Twenty-five years ago this spring, the Houston Rockets were playing Charles Barkley and the Phoenix Suns in the 1994 NBA Western Division semi-finals.

The Rockets, who were favored in the series, surprisingly lost both Game 1 and Game 2 at home by blowing fourth quarter leads.  After the team’s ugly Game 2 loss, the Houston newspaper featured the headline “Choke City” with a story about how the local team had wilted under pressure.

That Houston Rockets’ team eventually rallied to win the series over Phoenix four games to three.  In the NBA Finals, the Rockets found themselves down again three games to two but rallied to win games six and seven and collected the first of their two consecutive NBA championships. 

With the title, the same Houston newspaper published the headline “Clutch City” to denote the team’s ability to focus when the chips were down and win under extreme pressure.

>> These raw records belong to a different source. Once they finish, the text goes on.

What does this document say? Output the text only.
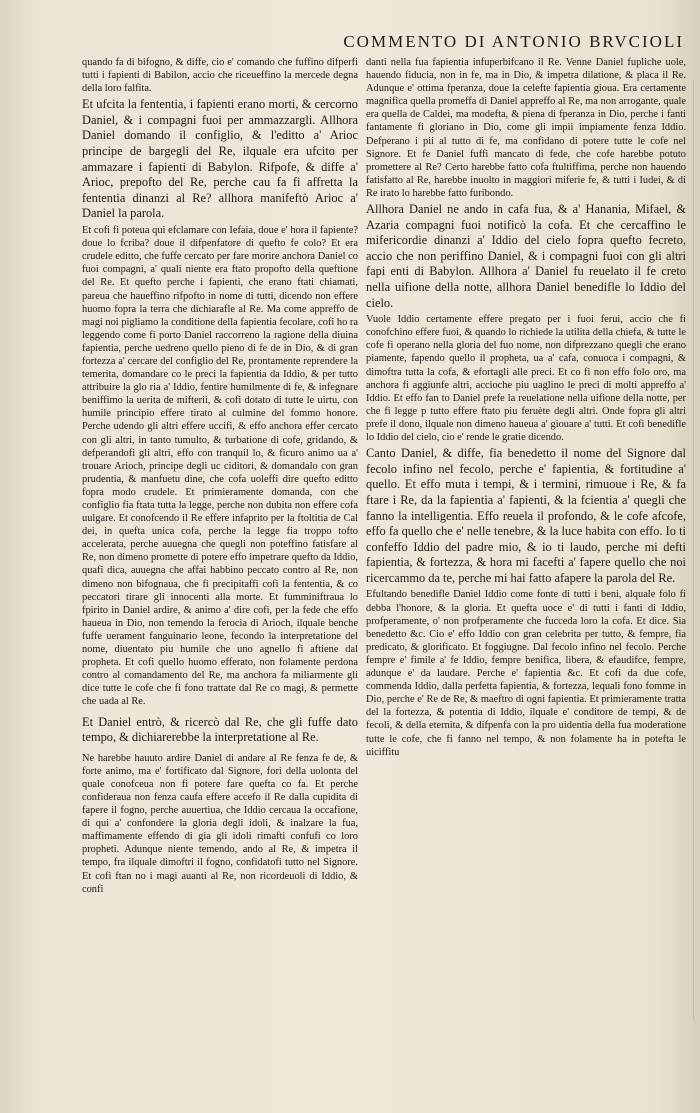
COMMENTO DI ANTONIO BRVCIOLI

quando fa di bifogno, & diffe, cio e' comando che fuffino difperfi tutti i fapienti di Babilon, accio che riceueffino la mercede degna della loro falfita.

Et ufcita la fententia, i fapienti erano morti, & cercorno Daniel, & i compagni fuoi per ammazzargli. Allhora Daniel domando il configlio, & l'editto a' Arioc principe de bargegli del Re, ilquale era ufcito per ammazare i fapienti di Babylon. Rifpofe, & diffe a' Arioc, prepofto del Re, perche cau fa fi affretta la fententia dinanzi al Re? allhora manifeftò Arioc a' Daniel la parola.

Et cofi fi poteua qui efclamare con Iefaia, doue e' hora il fapiente? doue lo fcriba? doue il difpenfatore di quefto fe colo? Et era crudele editto, che fuffe cercato per fare morire anchora Daniel co fuoi compagni, a' quali niente era ftato propofto della queftione del Re. Et quefto perche i fapienti, che erano ftati chiamati, pareua che haueffino rifpofto in nome di tutti, dicendo non effere huomo fopra la terra che dichiarafle al Re. Ma come appreffo de magi noi pigliamo la conditione della fapientia fecolare, cofi ho ra leggendo come fi porto Daniel raccorreno la ragione della diuina fapientia, perche uedreno quello pieno di fe de in Dio, & di gran fortezza a' cercare del configlio del Re, prontamente reprendere la temerita, domandare co le preci la fapientia da Iddio, & per tutto attribuire la glo ria a' Iddio, fentire humilmente di fe, & infegnare beniffimo la uerita de mifterii, & cofi dotato di tutte le uirtu, con humile principio effere tirato al culmine del fommo honore. Perche udendo gli altri effere uccifi, & effo anchora effer cercato con gli altri, in tanto tumulto, & turbatione di cofe, gridando, & defperandofi gli altri, effo con tranquil lo, & ficuro animo ua a' trouare Arioch, principe degli uc ciditori, & domandalo con gran prudentia, & manfuetu dine, che cofa uoleffi dire quefto editto fopra modo crudele. Et primieramente domanda, con che configlio fia ftata tutta la legge, perche non dubita non effere cofa uulgare. Et conofcendo il Re effere infaprito per la ftoltitia de Cal dei, in quefta unica cofa, perche la legge fia troppo tofto accelerata, perche auuegna che quegli non poteffino fatisfare al Re, non dimeno promette di potere effo impetrare quefto da Iddio, quafi dica, auuegna che affai habbino peccato contro al Re, non dimeno non bifognaua, che fi precipitaffi cofi la fententia, & co peccatori tirare gli innocenti alla morte. Et fumminiftraua lo fpirito in Daniel ardire, & animo a' dire cofi, per la fede che effo haueua in Dio, non temendo la ferocia di Arioch, ilquale benche fuffe uerament fanguinario leone, fecondo la interpretatione del nome, diuentato piu humile che uno agnello fi aftiene dal propheta. Et cofi quello huomo efferato, non folamente perdona contro al comandamento del Re, ma anchora fa miliarmente gli dice tutte le cofe che fi fono trattate dal Re co magi, & permette che uada al Re.

Et Daniel entrò, & ricercò dal Re, che gli fuffe dato tempo, & dichiarerebbe la interpretatione al Re.

Ne harebbe hauuto ardire Daniel di andare al Re fenza fe de, & forte animo, ma e' fortificato dal Signore, fori della uolonta del quale conofceua non fi potere fare quefta co fa. Et perche confideraua non fenza caufa effere accefo il Re dalla cupidita di fapere il fogno, perche auuertiua, che Iddio cercaua la occafione, di qui a' confondere la gloria degli idoli, & inalzare la fua, maffimamente effendo di gia gli idoli rimafti confufi co loro propheti. Adunque niente temendo, ando al Re, & impetra il tempo, fra ilquale dimoftri il fogno, confidatofi tutto nel Signore. Et cofi ftan no i magi auanti al Re, non ricordeuoli di Iddio, & confi

danti nella fua fapientia infuperbifcano il Re. Venne Daniel fupliche uole, hauendo fiducia, non in fe, ma in Dio, & impetra dilatione, & placa il Re. Adunque e' ottima fperanza, doue la celefte fapientia gioua. Era certamente magnifica quella promeffa di Daniel appreffo al Re, ma non arrogante, quale era quella de Caldei, ma modefta, & piena di fperanza in Dio, perche i fanti fantamente fi gloriano in Dio, come gli impii impiamente fenza Iddio. Defperano i pii al tutto di fe, ma confidano di potere tutte le cofe nel Signore. Et fe Daniel fuffi mancato di fede, che cofe harebbe potuto promettere al Re? Certo harebbe fatto cofa ftultiffima, perche non hauendo fatisfatto al Re, harebbe inuolto in maggiori miferie fe, & tutti i Iudei, & di Re irato lo harebbe fatto furibondo.

Allhora Daniel ne ando in cafa fua, & a' Hanania, Mifael, & Azaria compagni fuoi notificò la cofa. Et che cercaffino le mifericordie dinanzi a' Iddio del cielo fopra quefto fecreto, accio che non periffino Daniel, & i compagni fuoi con gli altri fapi enti di Babylon. Allhora a' Daniel fu reuelato il fe creto nella uifione della notte, allhora Daniel benedifle lo Iddio del cielo.

Vuole Iddio certamente effere pregato per i fuoi ferui, accio che fi conofchino effere fuoi, & quando lo richiede la utilita della chiefa, & tutte le cofe fi operano nella gloria del fuo nome, non difprezzano quegli che erano piamente, fapendo quello il propheta, ua a' cafa, conuoca i compagni, & dimoftra tutta la cofa, & efortagli alle preci. Et co fi non effo folo oro, ma anchora fi aggiunfe altri, accioche piu uaglino le preci di molti appreffo a' Iddio. Et effo fan to Daniel prefe la reuelatione nella uifione della notte, per che fi legge p tutto effere ftato piu feruète degli altri. Onde fopra gli altri prefe il dono, ilquale non dimeno haueua a' giouare a' tutti. Et cofi benedifle lo Iddio del cielo, cio e' rende le gratie dicendo.

Canto Daniel, & diffe, fia benedetto il nome del Signore dal fecolo infino nel fecolo, perche e' fapientia, & fortitudine a' quello. Et effo muta i tempi, & i termini, rimuoue i Re, & fa ftare i Re, da la fapientia a' fapienti, & la fcientia a' quegli che fanno la intelligentia. Effo reuela il profondo, & le cofe afcofe, effo fa quello che e' nelle tenebre, & la luce habita con effo. Io ti confeffo Iddio del padre mio, & io ti laudo, perche mi defti fapientia, & fortezza, & hora mi facefti a' fapere quello che noi ricercammo da te, perche mi hai fatto afapere la parola del Re.

Efultando benedifle Daniel Iddio come fonte di tutti i beni, alquale folo fi debba l'honore, & la gloria. Et quefta uoce e' di tutti i fanti di Iddio, profperamente, o' non profperamente che fucceda loro la cofa. Et dice. Sia benedetto &c. Cio e' effo Iddio con gran celebrita per tutto, & fempre, fia predicato, & glorificato. Et foggiugne. Dal fecolo infino nel fecolo. Perche fempre e' fimile a' fe Iddio, fempre benifica, libera, & efaudifce, fempre, adunque e' da laudare. Perche e' fapientia &c. Et cofi da due cofe, commenda Iddio, dalla perfetta fapientia, & fortezza, lequali fono fomme in Dio, perche e' Re de Re, & maeftro di ogni fapientia. Et primieramente tratta del la fortezza, & potentia di Iddio, ilquale e' conditore de tempi, & de fecoli, & della eternita, & difpenfa con la pro uidentia della fua moderatione tutte le cofe, che fi fanno nel tempo, & non folamente ha in potefta le uiciffitu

Twenty-five years later, the Houston Rockets are again in the Western Division semi-finals of the NBA playoffs playing the Golden State Warriors.  This year, though, the home teams have won all four games.  Nobody in Houston is even thinking “Choke City” with the series tied 2-2.

In Boston, though, things are quite different.  The city, which had endured a long drought of championships from its baseball, football, basketball, and hockey teams, has seen great success with their sports franchises since the year 2000.    

The New England Patriots have won six of the past 18 National Football League Championships.  The Boston Red Sox have won baseball’s World Series four times, and the Boston Bruins have hoisted hockey’s Stanley Cup back in 2011. 

The Boston Celtics basketball team is known for its winning ways.  The Celtics have won the NBA title 17 times, but only one time (2008) since 1986 after the Larry Bird era ended. 

Boston’s sports fans have become quite proud of their recent championship successes.  This season, the expectations were sky high for the Celtics to return to the mountaintop of professional basketball again.

That’s because, at the end of last season, the scrappy Celtics had fought their way into the NBA Eastern Conference finals before finally losing to the LeBron James’ led Cleveland Cavaliers. 

This year, the Celtics would have all-star guard Kyrie Irving healthy again and add former Utah Jazz all-star forward Gordon Hayward into the line-up.  With LeBron James leaving Cleveland for the Western conference Los Angeles Lakers, it was easy to see why Boston Celtics fans were thinking that their beloved basketball franchise might be heading for another championship season.

Unfortunately, the Boston Celtics have just dropped two straight home games in Boston Garden the past week and now trail the surprising Milwaukee Bucks three games to one heading back to Milwaukee for Thursday night’s Game 5. 

On this website, I have provided my opinions on why I think Kyrie Irving has been a really bad fit in Boston.  Now, some of his Celtics teammates and many fans seem ready to pay for his moving van out of town, too.

After Monday night’s loss to Milwaukee, Irving, who shot a dismal 7 for 22 from the field and has gone 19 out of 62 in the past three games (all losses), told the media he should have taken even more shots than he did during Game 4 in Boston Monday.

Irving said, “For me, the 22 shots?  I should have shot 30. I’m that great of a shooter.”

Great shooter?   I don’t believe that a 31% field goal percentage equates to such an egotistical claim.    

Great shooters are not necessarily measured by points scored alone.  In the professional ranks, you need to be effective when it counts the most. 

I may have been considered a good shooter in high school, but I’m not an NBA player being paid $20 million per season to prove it when your team is in the second round of the playoffs. 

Kyrie Irving’s contract with the Boston Celtics could continue for one more season, but he has the right to ask for an early termination of his current contract this summer. 

Given the immature way in which Irving has handled himself in Boston for much of this season and now in the playoffs, a mutual parting of the ways seems to be quite likely.


The Boston Celtics rally from a 3-1 deficit to win this series (a 5% statistical chance based on historical NBA stats), that is.   

More likely, though, that ugly moniker of “Choke City” may show-up again after a twenty-five year break after the self-proclaimed “Great Shooter” Kyrie Irving and the highly-hyped Boston Celtics fail to live up to fans’ expectations.